As of late March 2020, the 2019 novel coronavirus (COVID-19) had caused more than 20,000 deaths worldwide and forced millions of people into mandatory isolation, resulting in major challenges to the global economy. COVID-19 invades human lung cells and uses the ribosomes in those cells as factories to rapidly synthesize proteins for viral replication. These cause the death of lung cells and damage to the lung tissue. The replicated viruses are then released from dead cells into the mucus, the bloodstream, and through the digestive system. These viruses lead to the failure of lungs, livers and other organs and finally to the deaths of infected patients.
Compared with its relatives SARS and MERS, COVID-19 has spread more rapidly. These coronaviruses invade lung cells by attaching their spike-like surface proteins to the cells’ ACE2 receptor. COVID-19 mutates its spike-like proteins so that it has a stronger binding capability. This explains why COVID-19 can infect people faster than either SARS or MERS. In addition, people infected by COVID-19 may not show any symptoms in the first 14 days, however, they can still pass the virus to other people. This makes detecting and treating COVID-19 even more challenging.

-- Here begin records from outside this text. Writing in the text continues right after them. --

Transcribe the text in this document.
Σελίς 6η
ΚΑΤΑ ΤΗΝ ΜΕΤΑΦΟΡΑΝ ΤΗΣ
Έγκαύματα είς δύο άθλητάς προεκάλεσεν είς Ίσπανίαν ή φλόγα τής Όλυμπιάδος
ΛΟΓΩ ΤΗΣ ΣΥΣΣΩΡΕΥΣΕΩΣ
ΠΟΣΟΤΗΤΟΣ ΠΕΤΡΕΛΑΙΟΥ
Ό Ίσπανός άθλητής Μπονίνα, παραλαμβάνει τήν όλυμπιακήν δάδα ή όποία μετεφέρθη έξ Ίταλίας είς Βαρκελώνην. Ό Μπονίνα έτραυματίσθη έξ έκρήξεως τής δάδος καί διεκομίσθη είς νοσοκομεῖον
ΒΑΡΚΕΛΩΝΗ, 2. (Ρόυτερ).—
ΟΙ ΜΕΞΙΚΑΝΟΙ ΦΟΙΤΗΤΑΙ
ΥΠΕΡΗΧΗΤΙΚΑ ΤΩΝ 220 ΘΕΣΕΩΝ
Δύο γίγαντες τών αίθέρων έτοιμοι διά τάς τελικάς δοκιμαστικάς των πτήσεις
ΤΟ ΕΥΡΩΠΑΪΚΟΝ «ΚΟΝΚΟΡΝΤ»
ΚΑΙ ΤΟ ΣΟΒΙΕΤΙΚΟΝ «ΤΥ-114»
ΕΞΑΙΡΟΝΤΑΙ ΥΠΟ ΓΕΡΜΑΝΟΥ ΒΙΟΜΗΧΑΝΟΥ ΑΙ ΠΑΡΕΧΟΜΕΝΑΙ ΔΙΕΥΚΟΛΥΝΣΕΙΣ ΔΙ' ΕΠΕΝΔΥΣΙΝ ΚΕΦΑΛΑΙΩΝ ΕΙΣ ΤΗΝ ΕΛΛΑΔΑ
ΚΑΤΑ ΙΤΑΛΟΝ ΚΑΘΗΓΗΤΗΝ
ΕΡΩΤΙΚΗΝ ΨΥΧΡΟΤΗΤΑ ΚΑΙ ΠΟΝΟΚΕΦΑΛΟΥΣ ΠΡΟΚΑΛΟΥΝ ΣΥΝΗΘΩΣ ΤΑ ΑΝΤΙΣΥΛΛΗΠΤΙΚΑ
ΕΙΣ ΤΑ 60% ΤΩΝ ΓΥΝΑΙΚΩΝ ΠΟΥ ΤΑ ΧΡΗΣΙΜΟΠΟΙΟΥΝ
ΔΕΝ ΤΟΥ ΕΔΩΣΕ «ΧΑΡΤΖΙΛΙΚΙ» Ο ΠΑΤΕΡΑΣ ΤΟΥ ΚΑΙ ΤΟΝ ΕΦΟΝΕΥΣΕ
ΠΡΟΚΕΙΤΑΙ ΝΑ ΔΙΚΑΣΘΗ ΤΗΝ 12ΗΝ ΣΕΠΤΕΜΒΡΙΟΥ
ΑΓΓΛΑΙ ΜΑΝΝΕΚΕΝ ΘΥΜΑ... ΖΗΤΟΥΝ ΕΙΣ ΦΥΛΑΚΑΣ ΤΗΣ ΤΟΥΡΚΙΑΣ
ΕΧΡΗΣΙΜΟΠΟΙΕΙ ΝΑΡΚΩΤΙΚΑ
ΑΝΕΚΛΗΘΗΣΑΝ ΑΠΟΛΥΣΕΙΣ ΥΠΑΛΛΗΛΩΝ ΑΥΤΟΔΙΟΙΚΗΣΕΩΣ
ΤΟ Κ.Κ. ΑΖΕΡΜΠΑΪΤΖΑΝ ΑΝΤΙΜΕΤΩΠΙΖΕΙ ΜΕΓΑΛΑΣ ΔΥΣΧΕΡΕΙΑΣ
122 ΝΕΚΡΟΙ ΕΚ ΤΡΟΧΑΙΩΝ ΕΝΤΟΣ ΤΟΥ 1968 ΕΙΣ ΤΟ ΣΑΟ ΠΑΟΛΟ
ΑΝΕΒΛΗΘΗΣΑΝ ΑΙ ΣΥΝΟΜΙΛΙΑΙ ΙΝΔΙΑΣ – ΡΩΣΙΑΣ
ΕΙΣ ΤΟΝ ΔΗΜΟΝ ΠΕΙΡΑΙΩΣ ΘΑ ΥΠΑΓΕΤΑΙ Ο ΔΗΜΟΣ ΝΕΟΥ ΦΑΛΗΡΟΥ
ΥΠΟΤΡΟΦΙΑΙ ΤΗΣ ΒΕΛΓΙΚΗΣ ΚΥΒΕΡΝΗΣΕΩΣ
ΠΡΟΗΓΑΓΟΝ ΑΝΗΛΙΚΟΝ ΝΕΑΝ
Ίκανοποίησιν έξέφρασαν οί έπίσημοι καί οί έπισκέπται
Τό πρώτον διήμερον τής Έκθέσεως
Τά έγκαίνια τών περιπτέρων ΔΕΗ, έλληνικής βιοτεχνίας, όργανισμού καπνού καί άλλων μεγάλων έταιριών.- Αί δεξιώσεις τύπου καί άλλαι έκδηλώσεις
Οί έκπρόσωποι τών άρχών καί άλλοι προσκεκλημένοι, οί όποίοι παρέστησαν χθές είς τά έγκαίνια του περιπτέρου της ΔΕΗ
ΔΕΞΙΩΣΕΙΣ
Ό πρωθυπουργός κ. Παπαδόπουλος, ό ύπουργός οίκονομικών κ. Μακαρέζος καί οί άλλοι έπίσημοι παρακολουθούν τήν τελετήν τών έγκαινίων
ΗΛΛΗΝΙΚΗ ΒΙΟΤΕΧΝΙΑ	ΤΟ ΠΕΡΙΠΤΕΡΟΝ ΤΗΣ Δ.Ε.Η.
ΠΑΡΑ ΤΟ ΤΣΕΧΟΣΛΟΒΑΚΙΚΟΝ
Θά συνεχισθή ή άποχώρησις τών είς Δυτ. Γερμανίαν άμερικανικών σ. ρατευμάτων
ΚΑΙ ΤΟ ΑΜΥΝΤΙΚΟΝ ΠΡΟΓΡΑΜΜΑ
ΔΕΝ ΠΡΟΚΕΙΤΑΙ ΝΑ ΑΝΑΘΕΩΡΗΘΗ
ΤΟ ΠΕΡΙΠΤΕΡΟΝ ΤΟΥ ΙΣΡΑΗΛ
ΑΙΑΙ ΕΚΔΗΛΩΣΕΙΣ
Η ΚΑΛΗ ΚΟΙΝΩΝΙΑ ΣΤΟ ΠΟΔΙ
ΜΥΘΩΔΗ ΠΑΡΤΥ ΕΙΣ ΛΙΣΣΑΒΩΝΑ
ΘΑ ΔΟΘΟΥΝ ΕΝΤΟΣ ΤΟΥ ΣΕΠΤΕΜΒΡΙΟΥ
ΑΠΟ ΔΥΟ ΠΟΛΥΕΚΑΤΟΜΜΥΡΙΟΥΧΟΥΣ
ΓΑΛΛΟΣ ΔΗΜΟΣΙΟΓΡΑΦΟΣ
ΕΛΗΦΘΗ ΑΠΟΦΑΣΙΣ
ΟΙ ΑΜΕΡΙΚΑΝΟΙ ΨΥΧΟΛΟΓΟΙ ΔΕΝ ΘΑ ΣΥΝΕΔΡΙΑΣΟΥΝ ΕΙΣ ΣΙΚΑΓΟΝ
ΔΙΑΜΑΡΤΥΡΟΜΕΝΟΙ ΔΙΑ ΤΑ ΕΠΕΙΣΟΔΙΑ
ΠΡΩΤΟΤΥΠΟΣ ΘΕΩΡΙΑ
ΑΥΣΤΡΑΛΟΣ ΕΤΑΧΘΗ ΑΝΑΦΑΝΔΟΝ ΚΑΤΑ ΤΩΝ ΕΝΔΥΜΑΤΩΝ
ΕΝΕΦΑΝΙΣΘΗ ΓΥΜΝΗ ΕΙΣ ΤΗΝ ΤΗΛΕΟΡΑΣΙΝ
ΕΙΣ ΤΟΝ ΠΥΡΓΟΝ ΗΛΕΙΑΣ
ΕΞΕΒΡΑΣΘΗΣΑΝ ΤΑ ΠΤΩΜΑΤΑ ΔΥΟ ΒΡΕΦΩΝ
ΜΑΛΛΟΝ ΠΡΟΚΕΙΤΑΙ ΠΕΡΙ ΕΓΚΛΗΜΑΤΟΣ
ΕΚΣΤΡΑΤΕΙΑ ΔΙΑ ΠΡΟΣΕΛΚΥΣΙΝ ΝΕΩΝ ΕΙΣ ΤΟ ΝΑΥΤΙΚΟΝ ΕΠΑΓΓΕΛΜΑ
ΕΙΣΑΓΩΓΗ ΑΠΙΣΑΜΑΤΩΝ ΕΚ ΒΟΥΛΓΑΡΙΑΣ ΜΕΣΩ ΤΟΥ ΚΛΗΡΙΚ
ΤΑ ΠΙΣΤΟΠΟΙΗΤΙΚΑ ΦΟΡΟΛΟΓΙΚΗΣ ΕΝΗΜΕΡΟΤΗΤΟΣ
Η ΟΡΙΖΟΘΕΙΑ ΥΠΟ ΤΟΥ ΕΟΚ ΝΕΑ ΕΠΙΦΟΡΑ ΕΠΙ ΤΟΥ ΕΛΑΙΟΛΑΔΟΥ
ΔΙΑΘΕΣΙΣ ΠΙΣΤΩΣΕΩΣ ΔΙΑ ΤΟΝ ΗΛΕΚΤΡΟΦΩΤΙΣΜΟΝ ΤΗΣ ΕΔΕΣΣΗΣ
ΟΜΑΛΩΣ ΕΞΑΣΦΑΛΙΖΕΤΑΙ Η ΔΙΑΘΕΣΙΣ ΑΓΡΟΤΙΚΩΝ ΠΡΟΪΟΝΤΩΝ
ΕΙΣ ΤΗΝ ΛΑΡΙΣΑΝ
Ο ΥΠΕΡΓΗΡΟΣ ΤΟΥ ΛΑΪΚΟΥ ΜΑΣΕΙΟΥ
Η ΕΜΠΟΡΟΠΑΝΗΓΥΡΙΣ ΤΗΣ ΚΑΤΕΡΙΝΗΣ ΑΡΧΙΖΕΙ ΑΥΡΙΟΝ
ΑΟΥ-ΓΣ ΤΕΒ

While vaccines are being tested in clinical trials to trigger the human body to generate antibodies for combating COVID-19, vaccine development is expensive and time-consuming. An economic and efficient therapeutic strategy is to repurpose existing drugs. That requires understanding these three steps, which are essential for the rapid replication of COVID-19 in human cells:
- COVID-19 enters lung cells through the respiratory tract
- The synthesis of viral RNA in lung cells begins
- Polyproteins encoded by viral RNA are cleaved into individual functional units for virus replication and packaging
Computational Platform Improves the Search for an Inhibitor
The international scientific community is in a race to develop antiviral agents for targeting these steps to inhibit the rapid replication of COVID-19. For example, Arbidol and Remdesivir are in clinical trials to test their ability to prevent viral entry into host cells and inhibit RNA synthesis, respectively. However, these antiviral agents have relatively low binding affinity with their targets.
Inspired by Villanova University’s values of Veritas, Unitas, and Caritas, my Chemical and Biological Engineering research group has implemented its computational platforms to identify FDA-approved drugs that can inhibit the viral protease 3C-like protease (3CLpro) that is essential for the cleavage of viral polyprotein for COVID-19 replication. Our computational platform can identify small molecule inhibitors for protein targets causing diseases, significantly accelerating pace of the drug discovery and reducing costs.
The success of this platform was evidenced by a recent project in which our group successfully identified two natural products from green coffee beans to inhibit Fosfomycin-resistant Listeria monocytogenes, a deadly foodborne pathogen that causes the high-mortality disease Listeriosis. The results from the Listeria project—"Synergistic Effect of Chlorogenic Acid and Caffeic Acid with Fosfomycin on Growth Inhibition of a Resistant Listeria monocytogenes Strain”—were recently published and selected as the cover image story in ACS Omega, an impactful journal of the American Chemical Society. In addition, Villanova University filed a provisional patent for the work, and PhD students Tianhua Zhai (2nd year) and Betty Zhang (3rd year) were awarded first prize for their contribution to this project in the College’s Engineers Week Graduate Poster Competition. They also presented their research during the Biomedical Engineering Society’s 2019 conference in Philadelphia.
Applying the Platform to COVID-19
Once we learned of COVID-19 and recognized it as a global health challenge, our research group immediately went to work applying our computational platform. COVID-19’s replication in the human body heavily depends on its proteases, which play an essential role in the cleavage of virus proteins and the assembly of the viral shell. Fortunately, the structure of the main protease 3CLpro has been published and it can be a key drug target against the virus. Zhai and Zhang investigated the structure of 3CLp at the atom level and identified key inhibitor binding pockets, after which a deep virtual drug screening was performed on the computational platform. Fortunately, 13 potential small-molecule inhibitors have been identified for 3CLp from the FDA-approved drugs. In addition, our group also studied the common structures shared by all known antivirus agents against 3CLpro. The 13 drug candidates and the common drug structures may provide useful information for further clinical experiments. We are reaching out to international scholars for potential collaborations to combat the COVID-19 pandemic.